Возведение в напраслину

Вышли в свет «Напрасные совершенства» — сборник «виньеток» Александра Жолковского



Александр Жолковский

Александр Жолковский

Лада Панова
Вышли в свет «Напрасные совершенства» Александра Жолковского — мемуарные эссе-виньетки советского лингвиста и филолога, эмигрировавшего в США на рубеже 1980-х.

Александр Жолковский — персонаж культовый, один из главных советских лингвистов-структуралистов, филолог и профессор Калифорнийского университета. Он изучал язык сомали, исследовал Бориса Пастернака, Анну Ахматову, Исаака Бабеля, Эдуарда Лимонова, а также в заводских масштабах производил «мемуарные виньетки», эталонным сборником которых стал, пожалуй, «Эросипед» 2003 года.

Этот немного ущербный, извиняющийся сам за себя жанр по уровню душевного эксгибиционизма ближе всего оказывается к околокультурному трепу в блогах, то есть воспроизводит преимущественно факты глубоко личной умственной жизни («Авторство вообще вещь нескромная», как не раз повторяет в книге Жолковский). Литературный атавизм, предком которого можно назвать поэтический мадригал XIX века, ставший продуктом медиакультуры.

К сегодняшнему дню Жолковский сросся с ролью диагноста от языка, приметившего эрозию в области восприятия большой формы, больших поэтов, усталость от гнетущей монументальности.

Его виньетки, «вещь в самой мелкой, неуважаемой форме», — это опыт прямого контакта с текстом и собственной памятью.

«Напрасные совершенства» — это вновь подборка виньеток. Некоторые из них ядовито-пародийные, выхваченные как будто из очередной антиутопии Владимира Сорокина — как виньетка про слово «Ленин», которое, если бы не перестройка, могло бы превратить Москву в Ленинск, библиотеку — в ленинотеку, метро — в лентро: «Советская эпоха была оргией переименований…» Некоторые — беззлобные и лирические, рассказывающие о вручении Нобелевской премии Пастернаку через описание проведенного с женой лета в Коктебеле. Целый пласт виньеток, правда, существует в пространстве застольного анекдота, как история перуанского прозаика Марио Варгаса Льосы, из романа которого московское издательство выкинуло все эротические сцены: «Супружеские пары в ее стране не смогли бы смотреть друг другу в глаза, если бы они прочитали описание этих любовных сцен».

Иногда сквозь текст как будто проглядывает Довлатов: «Потому что… потому что государство — это не я!!» Иногда возникает советизированный Рабле:

«Борьба с превосходящими силами советской власти особенно сильно ударила по моему желудочно-кишечному тракту».

Чаще всего виньетки Жолковского выглядят черновым вариантом историко-литературной работы, заметками на полях, сгрудившимися в одной книге.

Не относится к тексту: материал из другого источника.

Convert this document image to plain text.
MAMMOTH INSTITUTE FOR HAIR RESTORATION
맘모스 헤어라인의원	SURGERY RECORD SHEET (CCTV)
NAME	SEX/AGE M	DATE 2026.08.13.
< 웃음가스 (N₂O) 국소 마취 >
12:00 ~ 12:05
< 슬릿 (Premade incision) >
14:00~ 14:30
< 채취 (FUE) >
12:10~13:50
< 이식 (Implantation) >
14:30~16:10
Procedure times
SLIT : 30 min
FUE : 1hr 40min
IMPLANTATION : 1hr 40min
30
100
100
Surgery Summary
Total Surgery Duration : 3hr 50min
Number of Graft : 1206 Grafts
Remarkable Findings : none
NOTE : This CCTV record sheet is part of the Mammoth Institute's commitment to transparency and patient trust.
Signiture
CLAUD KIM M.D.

Своим появлением они раз от раза вскрывают проблему работы с памятью и жизни мемуаров, в которых правда пасует перед свободой интерпретации, то есть правом автора врать, преувеличивать, досочинять. Декоративность жанра избавляет тексты от унизительных подробностей быта и неуместно оголенной повседневности.

С одной стороны, это литературные потешки, с другой — надстройка над научными изысканиями Жолковского.

Кажется, что они вполне могли бы дорасти до полновесного филологического романа, максимально обнажающего нерв и механику письма. Но Жолковский намеренно крошит текст. В каждой новой виньетке он воспроизводит тип рассказывателя историй — не автора в глобальном философском смысле, а былинного сказителя, воспроизводящего поток своего немного уставшего сознания. Его лирический герой, «восхитительно нормальный», как назвал его Дмитрий Быков, человек, с жадностью всматривается и вслушивается в жизнь, желая разглядеть в ней что-то кроме формальных ритуалов сначала типичного советского интеллигента («Мы были бедны, но с идеями»), потом американского профессора-иммигранта.

Самое поразительное, что этот мир не замкнут на себе. Американские профессора и советские диссиденты, густо населяющие его тексты, выполняют как будто роль фильтров в инстаграме: они окрашивают образ лирического героя, не меняя его сути. Таким образом,

очевидным становится литературное затворничество Жолковского, его потребность выламываться из любых общностей, быть регистратором, для которого любой язык чуть-чуть иностранный.

В конечном итоге он возвращает тексту человеческое измерение. Через его полумифы, полубыли о «добровольно-принудительных поездках в колхоз», написании письма Хемингуэю, разговорах об Ахматовой рвутся глобальные обобщения, задрапированные пустяшной формой. В результате, лишенная серьезного контекста, эта проза работает как лекарство от замыленности взгляда.